While the cult is principally driven by the deceiver who understands how easy it is to fool some people, he is greatly helped by the willingness of the deceived to be “had.” The existence of cults depends on the ones being deceived being all-too-ready-and-willing to be taken for a ride. There’s not infrequently in such people—these followers—a hunger for a kind of greatness, or to be near such greatness, or a hunger for a kind of rescue only a supposed “great person” can provide. The cult leader is available to provide and feed this need—and so they encourage him in his imaginings and they wish deeply to believe them. Such desires are not unique to cult members; perhaps they may be found in all of us at one time or another, but the cult leader seeks to take advantage of them and greatly exploit them in those who are within his grasp.
But now just how big a ride will the cult member be taken on? What is the magnitude of the deception? For this, we go back to the P.T. Barnum idea for a moment, and a picture associated with him of the con man and the sucker. The cult might seem to be understood in the idea of the con man who aims for a “sucker,” but it’s actually much more total with the cult than with the con man who’s trying to sell time in a time-share, or a lot in Florida.

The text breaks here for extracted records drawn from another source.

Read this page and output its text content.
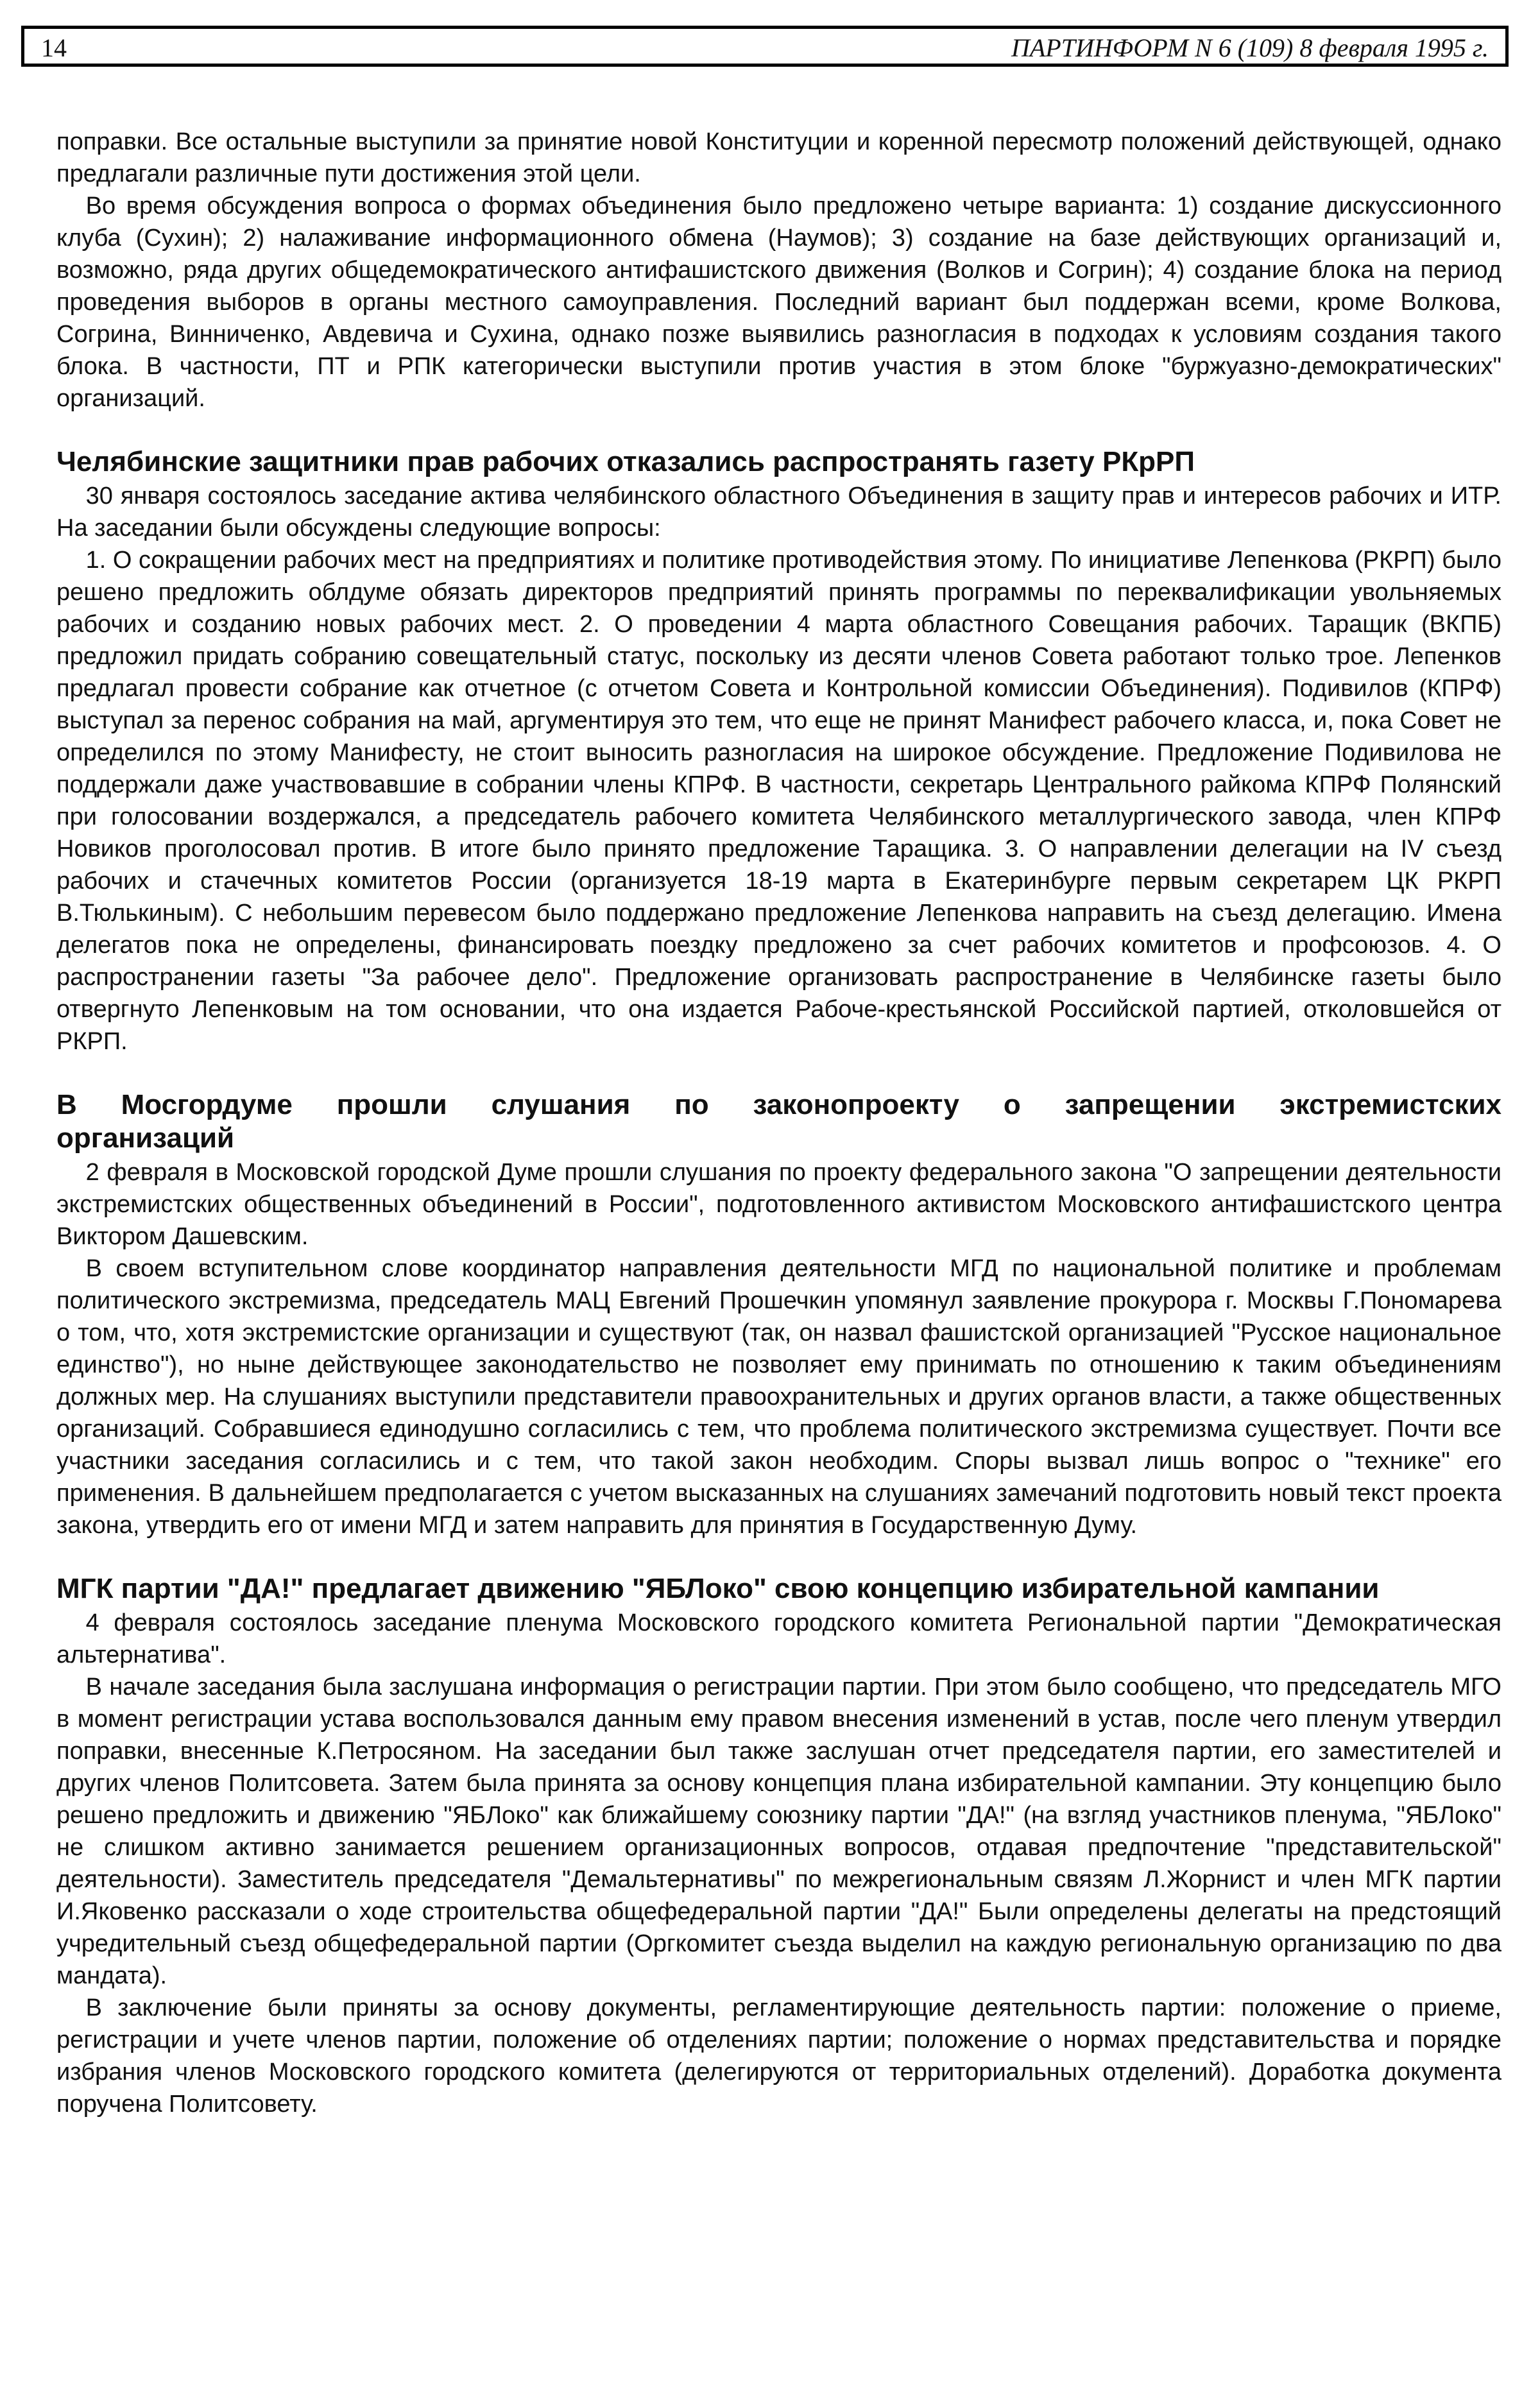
14	ПАРТИНФОРМ N 6 (109) 8 февраля 1995 г.

поправки. Все остальные выступили за принятие новой Конституции и коренной пересмотр положений действующей, однако предлагали различные пути достижения этой цели.

Во время обсуждения вопроса о формах объединения было предложено четыре варианта: 1) создание дискуссионного клуба (Сухин); 2) налаживание информационного обмена (Наумов); 3) создание на базе действующих организаций и, возможно, ряда других общедемократического антифашистского движения (Волков и Согрин); 4) создание блока на период проведения выборов в органы местного самоуправления. Последний вариант был поддержан всеми, кроме Волкова, Согрина, Винниченко, Авдевича и Сухина, однако позже выявились разногласия в подходах к условиям создания такого блока. В частности, ПТ и РПК категорически выступили против участия в этом блоке "буржуазно-демократических" организаций.

Челябинские защитники прав рабочих отказались распространять газету РКрРП

30 января состоялось заседание актива челябинского областного Объединения в защиту прав и интересов рабочих и ИТР. На заседании были обсуждены следующие вопросы:

1. О сокращении рабочих мест на предприятиях и политике противодействия этому. По инициативе Лепенкова (РКРП) было решено предложить облдуме обязать директоров предприятий принять программы по переквалификации увольняемых рабочих и созданию новых рабочих мест. 2. О проведении 4 марта областного Совещания рабочих. Таращик (ВКПБ) предложил придать собранию совещательный статус, поскольку из десяти членов Совета работают только трое. Лепенков предлагал провести собрание как отчетное (с отчетом Совета и Контрольной комиссии Объединения). Подивилов (КПРФ) выступал за перенос собрания на май, аргументируя это тем, что еще не принят Манифест рабочего класса, и, пока Совет не определился по этому Манифесту, не стоит выносить разногласия на широкое обсуждение. Предложение Подивилова не поддержали даже участвовавшие в собрании члены КПРФ. В частности, секретарь Центрального райкома КПРФ Полянский при голосовании воздержался, а председатель рабочего комитета Челябинского металлургического завода, член КПРФ Новиков проголосовал против. В итоге было принято предложение Таращика. 3. О направлении делегации на IV съезд рабочих и стачечных комитетов России (организуется 18-19 марта в Екатеринбурге первым секретарем ЦК РКРП В.Тюлькиным). С небольшим перевесом было поддержано предложение Лепенкова направить на съезд делегацию. Имена делегатов пока не определены, финансировать поездку предложено за счет рабочих комитетов и профсоюзов. 4. О распространении газеты "За рабочее дело". Предложение организовать распространение в Челябинске газеты было отвергнуто Лепенковым на том основании, что она издается Рабоче-крестьянской Российской партией, отколовшейся от РКРП.

В Мосгордуме прошли слушания по законопроекту о запрещении экстремистских
организаций

2 февраля в Московской городской Думе прошли слушания по проекту федерального закона "О запрещении деятельности экстремистских общественных объединений в России", подготовленного активистом Московского антифашистского центра Виктором Дашевским.

В своем вступительном слове координатор направления деятельности МГД по национальной политике и проблемам политического экстремизма, председатель МАЦ Евгений Прошечкин упомянул заявление прокурора г. Москвы Г.Пономарева о том, что, хотя экстремистские организации и существуют (так, он назвал фашистской организацией "Русское национальное единство"), но ныне действующее законодательство не позволяет ему принимать по отношению к таким объединениям должных мер. На слушаниях выступили представители правоохранительных и других органов власти, а также общественных организаций. Собравшиеся единодушно согласились с тем, что проблема политического экстремизма существует. Почти все участники заседания согласились и с тем, что такой закон необходим. Споры вызвал лишь вопрос о "технике" его применения. В дальнейшем предполагается с учетом высказанных на слушаниях замечаний подготовить новый текст проекта закона, утвердить его от имени МГД и затем направить для принятия в Государственную Думу.

МГК партии "ДА!" предлагает движению "ЯБЛоко" свою концепцию избирательной кампании

4 февраля состоялось заседание пленума Московского городского комитета Региональной партии "Демократическая альтернатива".

В начале заседания была заслушана информация о регистрации партии. При этом было сообщено, что председатель МГО в момент регистрации устава воспользовался данным ему правом внесения изменений в устав, после чего пленум утвердил поправки, внесенные К.Петросяном. На заседании был также заслушан отчет председателя партии, его заместителей и других членов Политсовета. Затем была принята за основу концепция плана избирательной кампании. Эту концепцию было решено предложить и движению "ЯБЛоко" как ближайшему союзнику партии "ДА!" (на взгляд участников пленума, "ЯБЛоко" не слишком активно занимается решением организационных вопросов, отдавая предпочтение "представительской" деятельности). Заместитель председателя "Демальтернативы" по межрегиональным связям Л.Жорнист и член МГК партии И.Яковенко рассказали о ходе строительства общефедеральной партии "ДА!" Были определены делегаты на предстоящий учредительный съезд общефедеральной партии (Оргкомитет съезда выделил на каждую региональную организацию по два мандата).

В заключение были приняты за основу документы, регламентирующие деятельность партии: положение о приеме, регистрации и учете членов партии, положение об отделениях партии; положение о нормах представительства и порядке избрания членов Московского городского комитета (делегируются от территориальных отделений). Доработка документа поручена Политсовету.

The cult leader has a bigger vision, a greater goal.
The term “total” points us to the work of the scholar Robert J. Lifton, who popularized use of the word “totalism” in describing the cult. Lifton, one of the founders of the modern discipline of cult studies, studied what the Chinese Communists did to captured U.S. servicemen during the Korean War, including turning some of them against their native land to embrace the ideology of their Communist captors using something called “brainwashing.” In describing how these brainwashers worked, Lifton used the term “totalism.” Lifton found this word a useful way to picture how cult leaders, these would-be masters of men and women, work to submerge those they are working on in a completely sealed, almost water-tight world view—a view that is total. Such a term is related to the word “totalitarian,” only that term is mostly applied to an entire culture and nation being worked upon, and not simply to the more limited work of the smaller kind of group, the cult.
So the cult leader is not just a huckster simply selling you, the would-be cult member, something that’s not what it appears to be, as though he were a used car salesman trying to pawn off a lemon as a really great deal; no, it’s a far deeper sort of thing than that because he’s selling you a whole way of life, a total package. The cult leader, the deceiver who heads up a cult, is someone getting you to “buy in” to something at the cost of your whole soul, of all you are and all you have. He brings the notion, as they say, “to a whole new level.” The cult demands all of you—this is “totalism.”
But now back to the willingness of the cult member to be taken in. The marvel of it is that the cult member wants this. He or she is asked to, and does, embrace the total package gladly and completely, and the member’s desire is not only for the package but for the person who packages it—the cult leader. Then, once someone is “sold,” they’re in, and solidly so, so that it is not at all easy for them to get out again.